Sunday, 16 November 2014

Data Types In Oracle SQL - Part 4 - LOB And RowId Data Types

The built in LOB data types in Oracle are

These data types enables to store large amounts of unstructured data such as text, images, videos, sounds in binary or character format. They also provide efficient, random, piecewise access to data.

Difference between LOB data types and LONG and LONG RAW datatypes:

A table can contain multiple LOB columns, but only one LONG column.
The maximum size of LONG column is 2 gigabytes, but the maximum size of a LOB can be 128 terabytes depending on the database block size.
LOBs support random access to data, but LONGs support only sequential access.
Tables with LOB columns can be replicated, but tables with LONG columns cannot.
From Oracle 9i, LOB datatypes can be stored inline i.e within a table, out-of-line i.e within a tablespace, using a LOB locator, or in an external file( BFILE data types).

BLOB Datatype :

The BLOB datatype stores unstructured binary data in the database.
BLOBs can store up to 128 terabytes of binary data.
BLOBs participate fully in transactions, changes made to a BLOB value can be committed or rolled back.

CLOB and NCLOB Datatypes :

The CLOB and NCLOB datatypes store up to 128 terabytes of character data in the database.
CLOBs store database character set data, and NCLOBs store Unicode national character set data.
CLOBs and NCLOBs participate fully in transactions, so changes made to a CLOB or NCLOB can be committed or rolled back.
Both fixed width and variable width character sets are supported.

BFILE Datatype :

The BFILE datatype stores unstructured binary data in operating-system files outside the database.
A BFILE column or attribute stores a file locator that points to an external file containing the data.
The amount of BFILE data that can be stored is limited by the operating system.
BFILEs are read only and supports only random reads.
BFILEs doesn’t participate in transactions.

ROWID Datatypes :

Each row in the database has an address.
The rows address can be queried using the pseudo column ROWID.
Oracle database uses rowids internally for the construction of indexes.
Rowids are the fastest means of accessing particular rows.
They can be used to see how a table is organized.
They are unique identifiers for rows in a given table.
You can also create tables with columns defined using the ROWID datatype, for example, you can define an exception table with a column of datatype ROWID to store the rowids of rows in the database that violate integrity constraints.
Columns defined as ROWID behaves like other table columns, and each column requires six bytes to store pertinent column data.
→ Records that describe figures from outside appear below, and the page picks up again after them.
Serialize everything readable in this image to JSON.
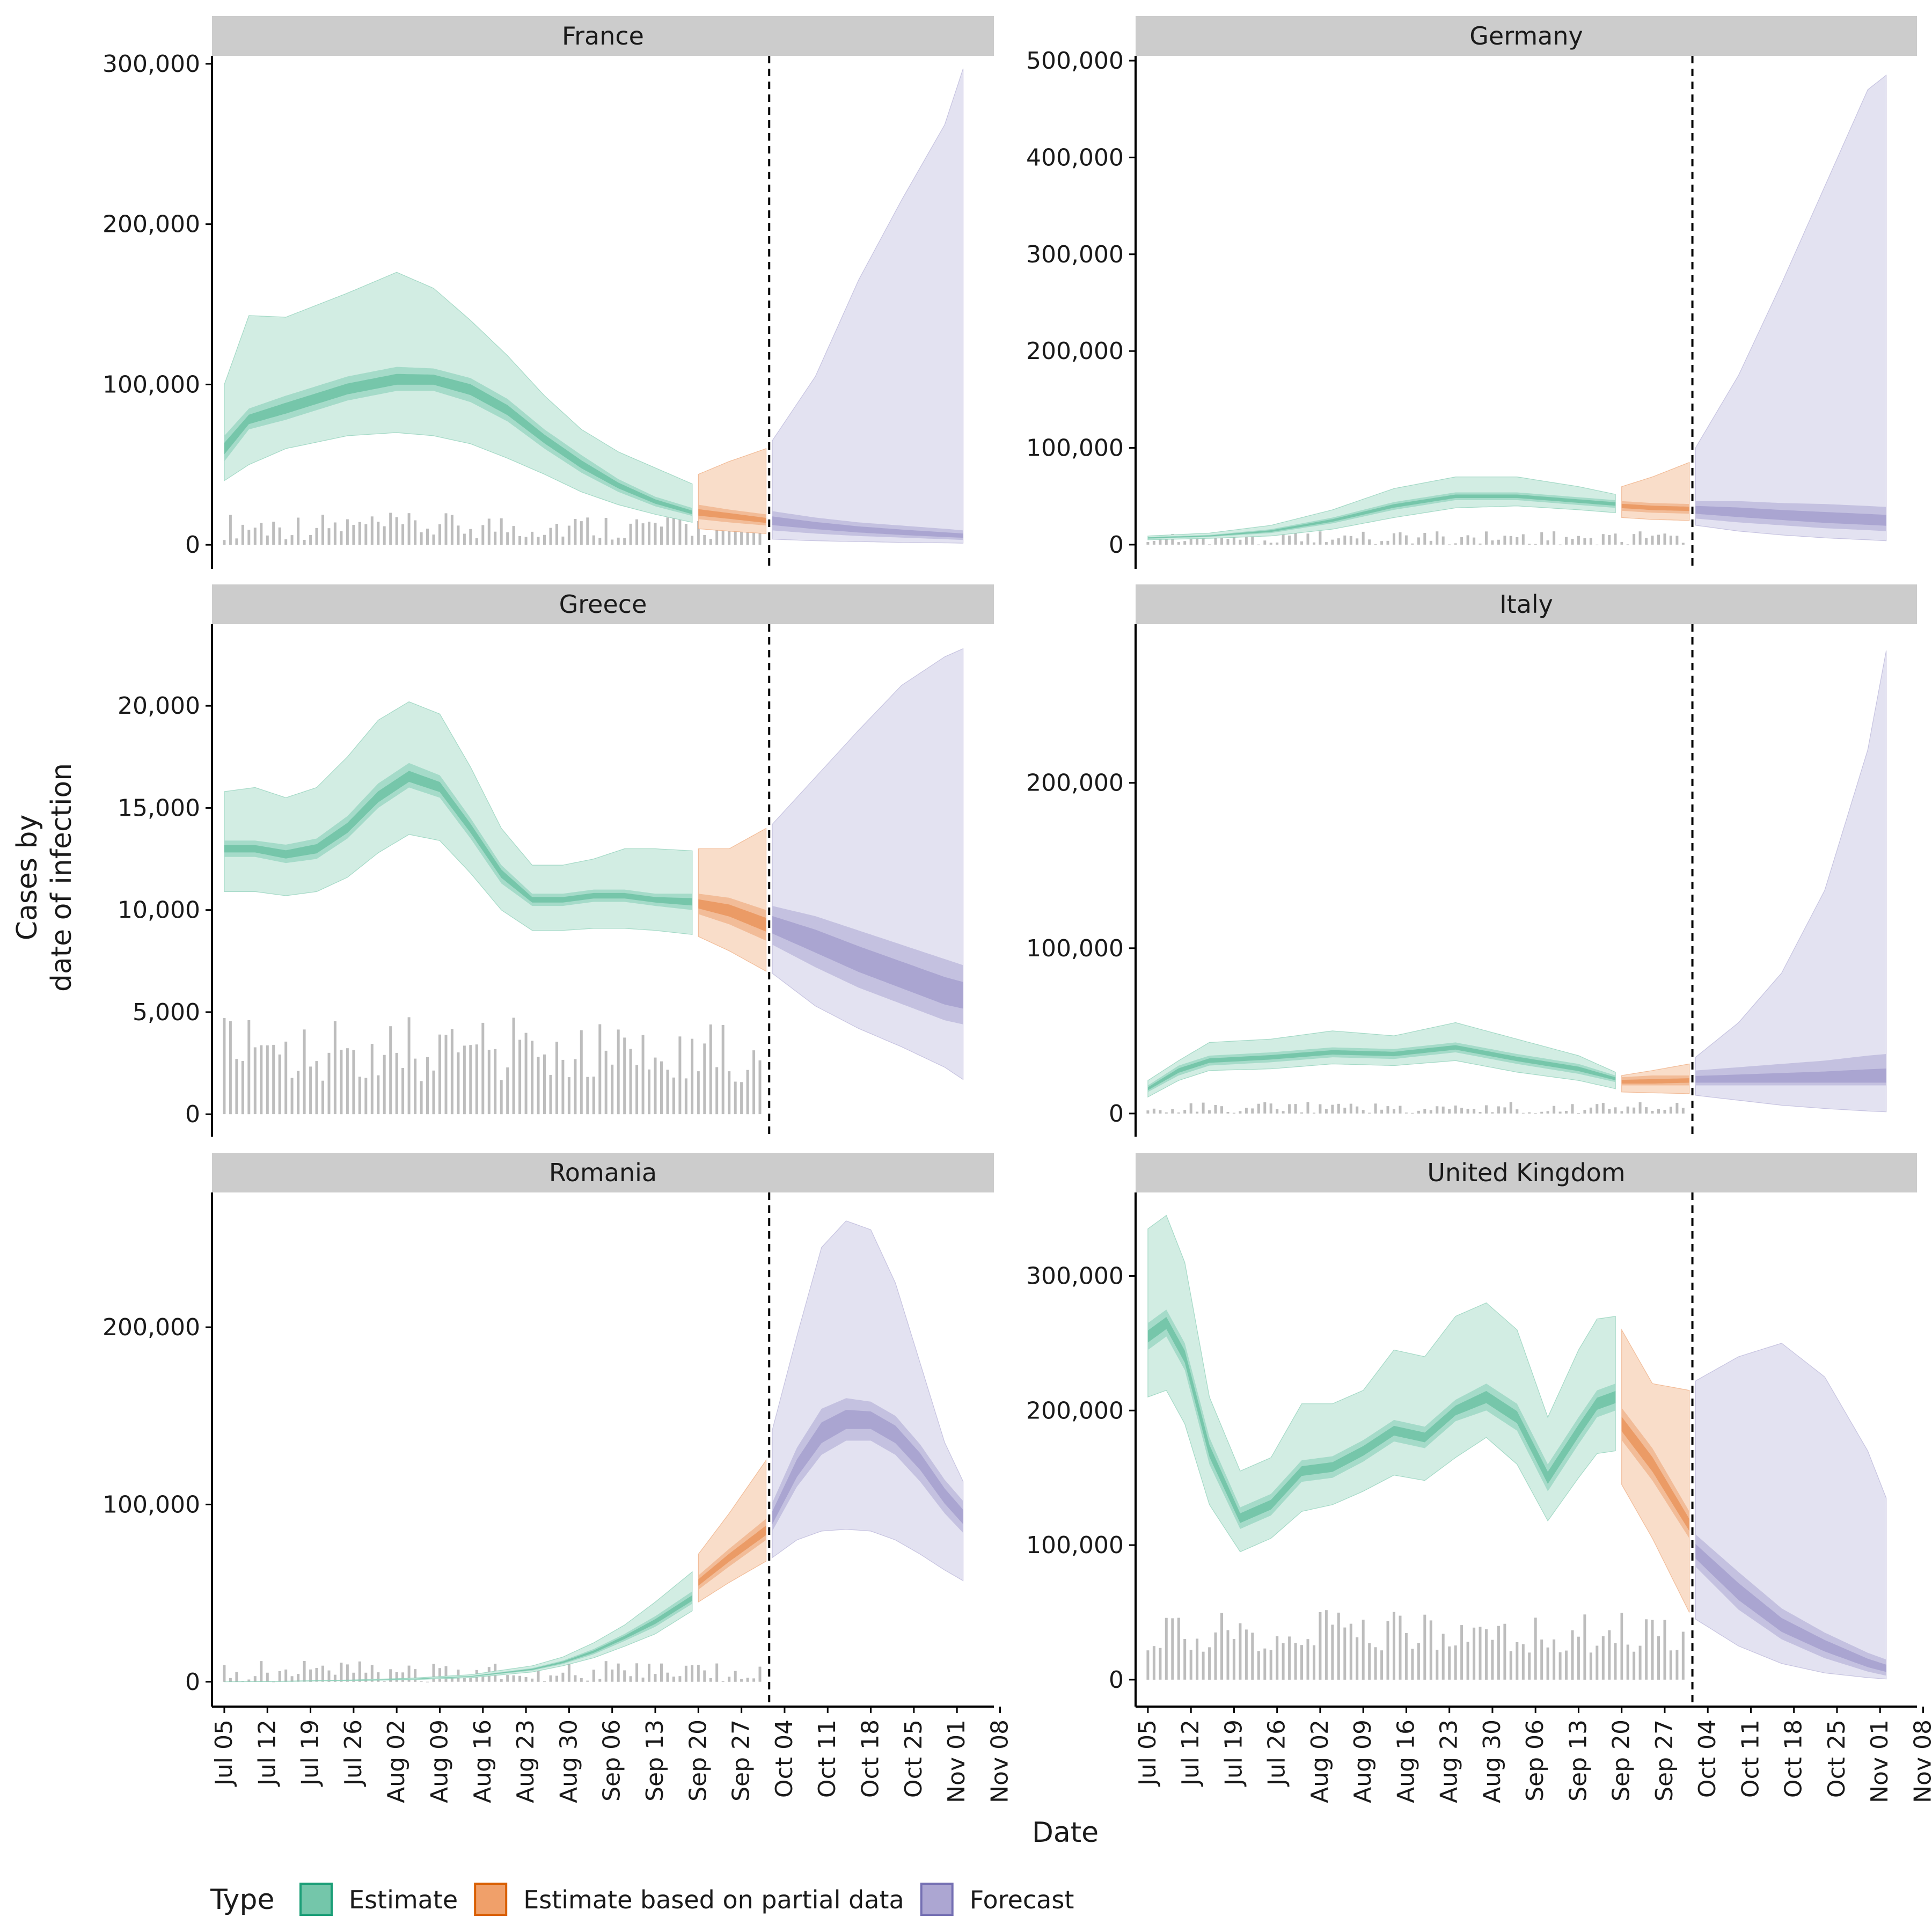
{
  "chart_data": {
    "type": "area",
    "xlabel": "Date",
    "ylabel": [
      "Cases by",
      "date of infection"
    ],
    "x_ticks": [
      "Jul 05",
      "Jul 12",
      "Jul 19",
      "Jul 26",
      "Aug 02",
      "Aug 09",
      "Aug 16",
      "Aug 23",
      "Aug 30",
      "Sep 06",
      "Sep 13",
      "Sep 20",
      "Sep 27",
      "Oct 04",
      "Oct 11",
      "Oct 18",
      "Oct 25",
      "Nov 01",
      "Nov 08"
    ],
    "x_range_days": [
      -2,
      125
    ],
    "segments_days": {
      "estimate": [
        0,
        76
      ],
      "partial": [
        77,
        88
      ],
      "forecast": [
        89,
        120
      ]
    },
    "cutoff_day": 88,
    "legend": {
      "title": "Type",
      "items": [
        {
          "label": "Estimate",
          "fill": "#74c6aa",
          "stroke": "#1b9e77"
        },
        {
          "label": "Estimate based on partial data",
          "fill": "#f0a06a",
          "stroke": "#d95f02"
        },
        {
          "label": "Forecast",
          "fill": "#aca6d2",
          "stroke": "#7570b3"
        }
      ]
    },
    "colors": {
      "estimate": [
        "#d2ede3",
        "#a5dbc9",
        "#76c6aa"
      ],
      "partial": [
        "#f9ddc9",
        "#f2bc98",
        "#eb9b66"
      ],
      "forecast": [
        "#e3e2f1",
        "#c4c1e0",
        "#aaa5d1"
      ],
      "bars": "#bdbdbd",
      "strip": "#cccccc"
    },
    "panels": [
      {
        "title": "France",
        "ylim": [
          -15000,
          305000
        ],
        "yticks": [
          0,
          100000,
          200000,
          300000
        ],
        "ytick_labels": [
          "0",
          "100,000",
          "200,000",
          "300,000"
        ],
        "bars": [
          3000,
          20000
        ],
        "days": [
          0,
          4,
          10,
          20,
          28,
          34,
          40,
          46,
          52,
          58,
          64,
          70,
          76,
          77,
          82,
          88,
          89,
          96,
          103,
          110,
          117,
          120
        ],
        "median": [
          60000,
          78000,
          85000,
          97000,
          103000,
          103000,
          97000,
          84000,
          66000,
          50000,
          37000,
          27000,
          20000,
          20000,
          18000,
          15000,
          15000,
          12000,
          9500,
          7500,
          6000,
          5500
        ],
        "l50": [
          52000,
          72000,
          78000,
          90000,
          96000,
          96000,
          89000,
          77000,
          60000,
          45000,
          33000,
          24000,
          18000,
          16000,
          14000,
          12000,
          9000,
          7000,
          5500,
          4500,
          3500,
          3000
        ],
        "u50": [
          68000,
          85000,
          93000,
          105000,
          111000,
          110000,
          104000,
          91000,
          72000,
          56000,
          41000,
          30000,
          23000,
          25000,
          22000,
          19000,
          21000,
          17000,
          14000,
          12000,
          10000,
          9000
        ],
        "l90": [
          40000,
          50000,
          60000,
          68000,
          70000,
          68000,
          63000,
          54000,
          44000,
          33000,
          25000,
          19000,
          14000,
          10000,
          8500,
          7000,
          3500,
          2500,
          2000,
          1500,
          1200,
          1000
        ],
        "u90": [
          100000,
          143000,
          142000,
          157000,
          170000,
          160000,
          140000,
          118000,
          93000,
          72000,
          58000,
          48000,
          38000,
          44000,
          52000,
          60000,
          65000,
          105000,
          165000,
          215000,
          262000,
          297000
        ],
        "l_fc": [
          28000,
          27000,
          26000,
          25000,
          24000,
          23000
        ],
        "u_fc": [
          28000,
          27000,
          26000,
          25000,
          24000,
          23000
        ]
      },
      {
        "title": "Germany",
        "ylim": [
          -25000,
          505000
        ],
        "yticks": [
          0,
          100000,
          200000,
          300000,
          400000,
          500000
        ],
        "ytick_labels": [
          "0",
          "100,000",
          "200,000",
          "300,000",
          "400,000",
          "500,000"
        ],
        "bars": [
          0,
          15000
        ],
        "days": [
          0,
          10,
          20,
          30,
          40,
          50,
          60,
          70,
          76,
          77,
          82,
          88,
          89,
          96,
          103,
          110,
          117,
          120
        ],
        "median": [
          7000,
          9000,
          14000,
          25000,
          40000,
          50000,
          50000,
          45000,
          42000,
          40000,
          38000,
          37000,
          36000,
          33000,
          30000,
          27000,
          25000,
          24000
        ],
        "l50": [
          6000,
          8000,
          12000,
          22000,
          36000,
          46000,
          46000,
          41000,
          38000,
          35000,
          33000,
          32000,
          27000,
          23000,
          20000,
          17000,
          15000,
          14000
        ],
        "u50": [
          8000,
          10000,
          16000,
          28000,
          44000,
          54000,
          54000,
          49000,
          46000,
          45000,
          43000,
          42000,
          45000,
          45000,
          43000,
          42000,
          40000,
          39000
        ],
        "l90": [
          5000,
          6500,
          9000,
          16000,
          28000,
          38000,
          40000,
          36000,
          33000,
          28000,
          26000,
          25000,
          20000,
          14000,
          10000,
          7000,
          5000,
          4000
        ],
        "u90": [
          9000,
          12000,
          20000,
          36000,
          58000,
          70000,
          70000,
          60000,
          52000,
          60000,
          70000,
          85000,
          100000,
          175000,
          270000,
          370000,
          470000,
          485000
        ],
        "l_fc": [
          30000,
          25000,
          20000,
          17000,
          15000,
          14000
        ],
        "u_fc": [
          57000,
          62000,
          68000,
          74000,
          79000,
          80000
        ]
      },
      {
        "title": "Greece",
        "ylim": [
          -1100,
          24000
        ],
        "yticks": [
          0,
          5000,
          10000,
          15000,
          20000
        ],
        "ytick_labels": [
          "0",
          "5,000",
          "10,000",
          "15,000",
          "20,000"
        ],
        "bars": [
          1500,
          4800
        ],
        "days": [
          0,
          5,
          10,
          15,
          20,
          25,
          30,
          35,
          40,
          45,
          50,
          55,
          60,
          65,
          70,
          76,
          77,
          82,
          88,
          89,
          96,
          103,
          110,
          117,
          120
        ],
        "median": [
          13000,
          13000,
          12700,
          13000,
          14000,
          15500,
          16500,
          16000,
          14000,
          11800,
          10500,
          10500,
          10700,
          10700,
          10500,
          10400,
          10300,
          10000,
          9300,
          9300,
          8500,
          7600,
          6800,
          6000,
          5800
        ],
        "l50": [
          12600,
          12600,
          12300,
          12500,
          13500,
          15000,
          16000,
          15500,
          13500,
          11300,
          10200,
          10200,
          10400,
          10400,
          10200,
          10000,
          9800,
          9300,
          8500,
          8300,
          7200,
          6200,
          5400,
          4600,
          4400
        ],
        "u50": [
          13400,
          13400,
          13200,
          13500,
          14600,
          16200,
          17200,
          16600,
          14500,
          12200,
          10800,
          10800,
          11000,
          11000,
          10800,
          10800,
          10800,
          10600,
          10000,
          10200,
          9700,
          9000,
          8300,
          7600,
          7300
        ],
        "l90": [
          10900,
          10900,
          10700,
          10900,
          11600,
          12800,
          13700,
          13400,
          11800,
          10000,
          9000,
          9000,
          9100,
          9100,
          9000,
          8800,
          8700,
          8000,
          7000,
          6900,
          5300,
          4200,
          3300,
          2300,
          1700
        ],
        "u90": [
          15800,
          16000,
          15500,
          16000,
          17500,
          19300,
          20200,
          19600,
          17000,
          14000,
          12200,
          12200,
          12500,
          13000,
          13000,
          12900,
          13000,
          13000,
          14000,
          14200,
          16500,
          18800,
          21000,
          22400,
          22800
        ],
        "l_fc": [
          11000,
          10800,
          10400,
          10000,
          9700,
          9600
        ],
        "u_fc": [
          11400,
          11400,
          11200,
          10900,
          10600,
          10300
        ]
      },
      {
        "title": "Italy",
        "ylim": [
          -14000,
          296000
        ],
        "yticks": [
          0,
          100000,
          200000
        ],
        "ytick_labels": [
          "0",
          "100,000",
          "200,000"
        ],
        "bars": [
          0,
          7000
        ],
        "days": [
          0,
          5,
          10,
          20,
          30,
          40,
          50,
          60,
          70,
          76,
          77,
          82,
          88,
          89,
          96,
          103,
          110,
          117,
          120
        ],
        "median": [
          15000,
          26000,
          32000,
          34000,
          37000,
          36000,
          40000,
          33000,
          27000,
          21000,
          19000,
          19000,
          20000,
          20000,
          20000,
          20000,
          20000,
          20000,
          20000
        ],
        "l50": [
          13000,
          23000,
          29000,
          31000,
          34000,
          33000,
          37000,
          30000,
          24000,
          19000,
          17000,
          17000,
          17000,
          17000,
          17000,
          17000,
          17000,
          17000,
          17000
        ],
        "u50": [
          17000,
          29000,
          35000,
          37000,
          40000,
          39000,
          43000,
          36000,
          30000,
          23000,
          22000,
          23000,
          23000,
          26000,
          28000,
          30000,
          32000,
          35000,
          36000
        ],
        "l90": [
          10000,
          20000,
          26000,
          27000,
          30000,
          29000,
          32000,
          25000,
          20000,
          15000,
          13000,
          12500,
          12000,
          11000,
          8000,
          5000,
          3000,
          1500,
          1000
        ],
        "u90": [
          20000,
          32000,
          43000,
          45000,
          50000,
          47000,
          55000,
          45000,
          35000,
          25000,
          23000,
          26000,
          30000,
          34000,
          55000,
          85000,
          135000,
          220000,
          280000
        ],
        "l_fc": [
          17000,
          17000,
          17000,
          17000,
          17000,
          17000
        ],
        "u_fc": [
          26000,
          33000,
          40000,
          50000,
          60000,
          65000
        ]
      },
      {
        "title": "Romania",
        "ylim": [
          -14000,
          276000
        ],
        "yticks": [
          0,
          100000,
          200000
        ],
        "ytick_labels": [
          "0",
          "100,000",
          "200,000"
        ],
        "bars": [
          0,
          12000
        ],
        "days": [
          0,
          10,
          20,
          30,
          40,
          50,
          55,
          60,
          65,
          70,
          76,
          77,
          82,
          88,
          89,
          93,
          97,
          101,
          105,
          109,
          113,
          117,
          120
        ],
        "median": [
          0,
          300,
          800,
          1500,
          3000,
          7000,
          11000,
          17000,
          25000,
          34000,
          47000,
          56000,
          70000,
          85000,
          92000,
          120000,
          140000,
          148000,
          148000,
          140000,
          125000,
          105000,
          93000
        ],
        "l50": [
          0,
          250,
          700,
          1300,
          2700,
          6300,
          10000,
          15500,
          23000,
          31000,
          44000,
          52000,
          65000,
          80000,
          85000,
          110000,
          128000,
          136000,
          136000,
          128000,
          113000,
          95000,
          84000
        ],
        "u50": [
          0,
          350,
          900,
          1700,
          3300,
          7700,
          12000,
          18500,
          27000,
          37000,
          51000,
          60000,
          75000,
          92000,
          101000,
          132000,
          154000,
          160000,
          158000,
          150000,
          134000,
          114000,
          102000
        ],
        "l90": [
          0,
          200,
          600,
          1100,
          2300,
          5500,
          9000,
          13500,
          20000,
          27000,
          40000,
          45000,
          56000,
          68000,
          70000,
          80000,
          85000,
          86000,
          85000,
          80000,
          72000,
          63000,
          57000
        ],
        "u90": [
          0,
          400,
          1000,
          2000,
          4000,
          9000,
          14000,
          22000,
          32000,
          45000,
          62000,
          72000,
          95000,
          125000,
          142000,
          195000,
          245000,
          260000,
          255000,
          225000,
          180000,
          135000,
          113000
        ],
        "l_fc": [],
        "u_fc": []
      },
      {
        "title": "United Kingdom",
        "ylim": [
          -20000,
          362000
        ],
        "yticks": [
          0,
          100000,
          200000,
          300000
        ],
        "ytick_labels": [
          "0",
          "100,000",
          "200,000",
          "300,000"
        ],
        "bars": [
          20000,
          52000
        ],
        "days": [
          0,
          3,
          6,
          10,
          15,
          20,
          25,
          30,
          35,
          40,
          45,
          50,
          55,
          60,
          65,
          70,
          73,
          76,
          77,
          82,
          88,
          89,
          96,
          103,
          110,
          117,
          120
        ],
        "median": [
          255000,
          265000,
          240000,
          170000,
          120000,
          130000,
          155000,
          158000,
          170000,
          185000,
          180000,
          200000,
          210000,
          195000,
          150000,
          185000,
          205000,
          210000,
          190000,
          160000,
          115000,
          95000,
          65000,
          40000,
          25000,
          12000,
          8000
        ],
        "l50": [
          245000,
          255000,
          230000,
          160000,
          112000,
          122000,
          147000,
          150000,
          162000,
          177000,
          172000,
          192000,
          200000,
          185000,
          140000,
          175000,
          195000,
          200000,
          178000,
          148000,
          105000,
          84000,
          52000,
          30000,
          16000,
          6000,
          3000
        ],
        "u50": [
          265000,
          275000,
          250000,
          180000,
          128000,
          138000,
          163000,
          166000,
          178000,
          193000,
          188000,
          208000,
          220000,
          205000,
          160000,
          195000,
          215000,
          220000,
          202000,
          172000,
          125000,
          108000,
          80000,
          53000,
          35000,
          20000,
          15000
        ],
        "l90": [
          210000,
          215000,
          190000,
          130000,
          95000,
          105000,
          125000,
          130000,
          140000,
          152000,
          148000,
          165000,
          180000,
          160000,
          118000,
          150000,
          168000,
          170000,
          145000,
          105000,
          50000,
          45000,
          25000,
          12000,
          5000,
          1500,
          500
        ],
        "u90": [
          335000,
          345000,
          310000,
          210000,
          155000,
          165000,
          205000,
          205000,
          215000,
          245000,
          240000,
          270000,
          280000,
          260000,
          195000,
          245000,
          268000,
          270000,
          260000,
          220000,
          215000,
          222000,
          240000,
          250000,
          225000,
          170000,
          135000
        ],
        "l_fc": [
          70000,
          45000,
          28000,
          16000,
          8000,
          5000
        ],
        "u_fc": [
          140000,
          115000,
          90000,
          65000,
          40000,
          30000
        ]
      }
    ]
  }
}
A Rowid contains following information about a row.
In which data block the row resides in the datafile.
The position of the row in the data block. position for first row is always 0.
In which datafile the row resides.

Note :
One should not use rowid as the primary key of a table. The rowid may change incase of deletion and re-insertion of row. Oracle database may reassign the rowid of a deleted record to a new row.
You cannot insert, update or delete the value of a rowid.